心のアンケートでSOSを出していた

山根夫妻から調査を依頼されたA校長は、「ちょうど今、ふれあい週間で、これから人権週間が始まるので、それを理由にそれとなく子供に聴き取りを行います」と請け負い、結果は毎週金曜日の夕方5時半に報告することになった。

報告のなかで学校側から、9月10日に実施した「心のアンケート」で、詩織さんが「友達関係に悩みがある」と書いていたことを知らされた。

「学校は9月10日の心のアンケートのあと、詩織に話を聞いて、A子とB子にいじめられていることを聞いていました。詩織はA子とB子には言わないでほしいと言っていたそうですが、担任のB先生は二人に伝えてしまったのです。9月14日、放課後の委員会活動で3人が集まった時に、当事者だけで話し合いをしたそうです。その時、A子とB子は詩織に謝罪していじめは解決したとB先生に報告したと言うのですが、とんでもないと思いました。詩織は、遺書を9月23日から書き始めていたからです。当事者同士で話し合いをさせた結果、解決どころか、エスカレートしたのだと思いました」(弘美さん)

遺書は、鍵がされた机の中で発見された(写真=母親提供)

弘美さんは、詩織さんが書いた心のアンケートのコピーをもらいたいと頼むと、「情報管理の手続き上、渡せない」「ご自身で市役所に取り寄せに行ってください」という回答だった。このあたりから、学校だけに任せていては本当のことはわからないかもしれないと思うようになったという。

「いやな予感は11月30日の時点でありました。夫が担任のB先生に『山根詩織がいじめられているのを知っていましたよね?』と聞いたら、『はい、知っていました』と即答しました。すると、A校長が『いやいやいやいや、B先生、そういうことではないですよね?』と制止したんです。B先生が口をつぐんでしまったので、私は『人が一人亡くなっているので、きちんと調査してください』とお願いしましたが、このあとの聴き取り調査の報告で学校から上がってくるのは、『9月にいじめは解決した』という話だけでした」(弘美さん)

リーダー格の女子4人に振り回されていた

学校任せにできないと思った弘美さんは、12月5日から詩織さんが亡くなったことを伏せたまま、同級生への聴き取り調査を始めた。そこで、学校で配られたクロームブック上で「詩織、まじキモイ」「ウザイ」「死んでほしい」などと書かれていたことがわかった。

「詩織の友達から聞いたことを伝えて、そのことを学校でも調べてほしいと頼みました。すると、実際にA子本人が先生に『チャット(ハングアウト)で悪口を書いていて、B子に送っていた』と認めました。それは二人だけのやりとりだけだったのですが、詩織のパソコンの調子が悪くて、その時は仲良くしていたB子の端末を借りて作業したときに、A子からB子に『まじキモイ』『ウザイ』『死ねばいいのに』などのメッセージが送られてきたのをたまたま見てしまったようです。戸惑った詩織が、友達のC子とD子に相談したことを、学校の聴き取り調査でC子とD子が話しています」(弘美さん)

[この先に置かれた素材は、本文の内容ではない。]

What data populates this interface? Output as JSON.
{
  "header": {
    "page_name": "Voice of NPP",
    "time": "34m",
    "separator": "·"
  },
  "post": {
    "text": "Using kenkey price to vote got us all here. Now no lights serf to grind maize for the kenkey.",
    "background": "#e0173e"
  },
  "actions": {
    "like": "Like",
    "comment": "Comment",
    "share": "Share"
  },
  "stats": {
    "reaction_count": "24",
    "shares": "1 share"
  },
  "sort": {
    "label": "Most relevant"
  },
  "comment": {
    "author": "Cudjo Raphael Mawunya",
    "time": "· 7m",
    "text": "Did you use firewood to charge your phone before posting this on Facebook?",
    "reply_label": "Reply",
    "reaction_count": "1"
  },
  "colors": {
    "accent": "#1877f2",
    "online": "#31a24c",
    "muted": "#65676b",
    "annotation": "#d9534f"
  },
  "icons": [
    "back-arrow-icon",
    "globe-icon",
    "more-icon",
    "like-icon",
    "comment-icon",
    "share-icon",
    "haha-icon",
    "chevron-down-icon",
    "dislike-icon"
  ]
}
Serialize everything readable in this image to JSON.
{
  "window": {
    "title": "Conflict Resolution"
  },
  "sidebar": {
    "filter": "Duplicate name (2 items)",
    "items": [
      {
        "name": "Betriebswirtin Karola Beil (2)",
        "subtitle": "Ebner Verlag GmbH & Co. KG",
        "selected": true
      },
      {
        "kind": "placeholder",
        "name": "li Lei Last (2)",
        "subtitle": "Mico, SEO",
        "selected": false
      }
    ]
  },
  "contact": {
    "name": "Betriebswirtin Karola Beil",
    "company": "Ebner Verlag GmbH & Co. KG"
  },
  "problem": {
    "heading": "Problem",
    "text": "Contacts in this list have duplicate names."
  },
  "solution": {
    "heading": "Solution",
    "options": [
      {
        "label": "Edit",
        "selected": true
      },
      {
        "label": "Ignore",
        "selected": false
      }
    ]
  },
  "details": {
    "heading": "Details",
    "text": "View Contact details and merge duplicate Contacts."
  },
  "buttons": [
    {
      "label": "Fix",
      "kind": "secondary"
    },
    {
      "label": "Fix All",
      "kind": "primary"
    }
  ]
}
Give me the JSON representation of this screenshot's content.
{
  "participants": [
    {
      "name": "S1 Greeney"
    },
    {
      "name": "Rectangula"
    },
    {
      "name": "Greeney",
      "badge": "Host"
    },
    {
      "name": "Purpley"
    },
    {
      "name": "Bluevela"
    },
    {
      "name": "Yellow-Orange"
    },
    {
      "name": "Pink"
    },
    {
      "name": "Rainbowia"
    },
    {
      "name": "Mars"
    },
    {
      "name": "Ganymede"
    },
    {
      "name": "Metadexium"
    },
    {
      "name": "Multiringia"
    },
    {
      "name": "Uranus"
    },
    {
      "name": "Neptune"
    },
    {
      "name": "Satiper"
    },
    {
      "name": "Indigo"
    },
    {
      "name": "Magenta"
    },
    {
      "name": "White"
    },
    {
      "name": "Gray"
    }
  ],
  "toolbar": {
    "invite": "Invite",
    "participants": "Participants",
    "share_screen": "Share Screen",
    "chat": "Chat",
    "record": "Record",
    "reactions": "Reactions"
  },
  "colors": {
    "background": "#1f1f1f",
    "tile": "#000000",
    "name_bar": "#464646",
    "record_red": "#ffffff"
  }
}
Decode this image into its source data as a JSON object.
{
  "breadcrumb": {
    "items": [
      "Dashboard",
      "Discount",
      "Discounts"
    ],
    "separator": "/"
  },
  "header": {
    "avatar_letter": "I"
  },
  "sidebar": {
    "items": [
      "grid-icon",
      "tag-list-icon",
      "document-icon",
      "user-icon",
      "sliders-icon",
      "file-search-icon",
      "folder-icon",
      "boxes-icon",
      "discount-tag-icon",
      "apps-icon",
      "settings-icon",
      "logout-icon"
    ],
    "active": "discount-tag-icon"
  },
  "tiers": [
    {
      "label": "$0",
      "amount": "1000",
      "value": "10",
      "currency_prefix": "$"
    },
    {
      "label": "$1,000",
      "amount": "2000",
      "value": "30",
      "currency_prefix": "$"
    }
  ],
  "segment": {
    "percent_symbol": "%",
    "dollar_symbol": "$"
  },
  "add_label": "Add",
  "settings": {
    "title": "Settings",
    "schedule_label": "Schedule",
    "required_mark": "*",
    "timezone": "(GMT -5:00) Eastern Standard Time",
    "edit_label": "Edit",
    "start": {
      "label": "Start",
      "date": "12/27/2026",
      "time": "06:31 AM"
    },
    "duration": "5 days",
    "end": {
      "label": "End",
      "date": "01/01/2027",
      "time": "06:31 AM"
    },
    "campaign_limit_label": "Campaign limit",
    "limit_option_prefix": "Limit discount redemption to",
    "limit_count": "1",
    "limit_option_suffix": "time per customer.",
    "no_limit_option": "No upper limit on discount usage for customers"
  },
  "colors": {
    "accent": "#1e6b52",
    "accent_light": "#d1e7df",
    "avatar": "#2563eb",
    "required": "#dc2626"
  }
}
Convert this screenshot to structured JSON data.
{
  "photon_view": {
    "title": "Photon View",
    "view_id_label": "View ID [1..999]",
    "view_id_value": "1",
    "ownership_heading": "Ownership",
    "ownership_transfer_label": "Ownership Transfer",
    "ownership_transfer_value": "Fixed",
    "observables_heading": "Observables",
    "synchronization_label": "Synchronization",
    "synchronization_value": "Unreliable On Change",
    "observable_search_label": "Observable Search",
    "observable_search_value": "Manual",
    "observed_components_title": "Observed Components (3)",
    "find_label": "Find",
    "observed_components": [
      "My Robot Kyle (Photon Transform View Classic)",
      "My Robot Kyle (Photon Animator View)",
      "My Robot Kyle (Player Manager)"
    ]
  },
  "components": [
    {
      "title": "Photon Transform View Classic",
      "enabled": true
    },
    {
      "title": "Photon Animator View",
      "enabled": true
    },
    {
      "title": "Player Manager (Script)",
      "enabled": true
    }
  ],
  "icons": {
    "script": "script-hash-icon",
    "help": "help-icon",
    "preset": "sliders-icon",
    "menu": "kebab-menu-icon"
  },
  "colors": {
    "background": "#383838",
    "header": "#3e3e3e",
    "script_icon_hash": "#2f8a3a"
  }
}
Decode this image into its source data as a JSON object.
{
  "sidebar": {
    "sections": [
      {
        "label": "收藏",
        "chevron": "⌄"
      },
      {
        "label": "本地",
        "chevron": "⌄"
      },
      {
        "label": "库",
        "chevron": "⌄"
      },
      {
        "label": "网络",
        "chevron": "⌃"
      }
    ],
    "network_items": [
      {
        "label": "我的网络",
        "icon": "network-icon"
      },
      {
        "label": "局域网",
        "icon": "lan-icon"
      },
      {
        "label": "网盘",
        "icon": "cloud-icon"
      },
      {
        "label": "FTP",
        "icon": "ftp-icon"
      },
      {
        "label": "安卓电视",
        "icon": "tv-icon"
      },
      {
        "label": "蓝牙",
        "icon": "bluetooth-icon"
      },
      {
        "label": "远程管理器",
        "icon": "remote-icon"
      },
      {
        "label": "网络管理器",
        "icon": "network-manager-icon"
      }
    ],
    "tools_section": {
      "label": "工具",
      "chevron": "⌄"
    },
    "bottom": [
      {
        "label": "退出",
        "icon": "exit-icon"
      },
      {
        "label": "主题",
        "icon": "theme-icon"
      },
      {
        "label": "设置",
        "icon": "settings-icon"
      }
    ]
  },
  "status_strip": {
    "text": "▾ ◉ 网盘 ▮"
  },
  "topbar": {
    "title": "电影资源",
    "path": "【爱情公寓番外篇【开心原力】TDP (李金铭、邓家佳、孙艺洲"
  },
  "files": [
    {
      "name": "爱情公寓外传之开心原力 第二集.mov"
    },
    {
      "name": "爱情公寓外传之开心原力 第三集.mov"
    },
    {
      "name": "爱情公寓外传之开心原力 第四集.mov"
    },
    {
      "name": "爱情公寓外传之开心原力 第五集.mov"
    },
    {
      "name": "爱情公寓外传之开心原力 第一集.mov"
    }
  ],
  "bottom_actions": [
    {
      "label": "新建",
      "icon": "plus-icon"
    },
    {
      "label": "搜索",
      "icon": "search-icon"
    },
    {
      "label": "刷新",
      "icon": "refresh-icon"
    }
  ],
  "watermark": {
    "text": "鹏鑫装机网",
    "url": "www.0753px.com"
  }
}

保護者の話によると、A子・B子、C子・D子は、「6年生女子のスクールカーストの上位4人で、A子・B子コンビ、C子・D子コンビはライバル関係で何かと張り合っていた」という。詩織さんは誰とでも仲良くするタイプで、もとは4人と仲良しだった。

チャットで悪口を書かれたことをきっかけに、C子とD子と過ごすことが増えた詩織さんだったが、誘われればA子・B子とも遊んだり、帰ったりしていた。すると、C子・D子が「かばってやったのに、裏切り者」とクラスの同級生の前で絶交を宣言。どちらからも見放される形となり、同級生たちも4人の報復を恐れて、誰も表立っては詩織さんと仲良くできない状態に陥っていたという。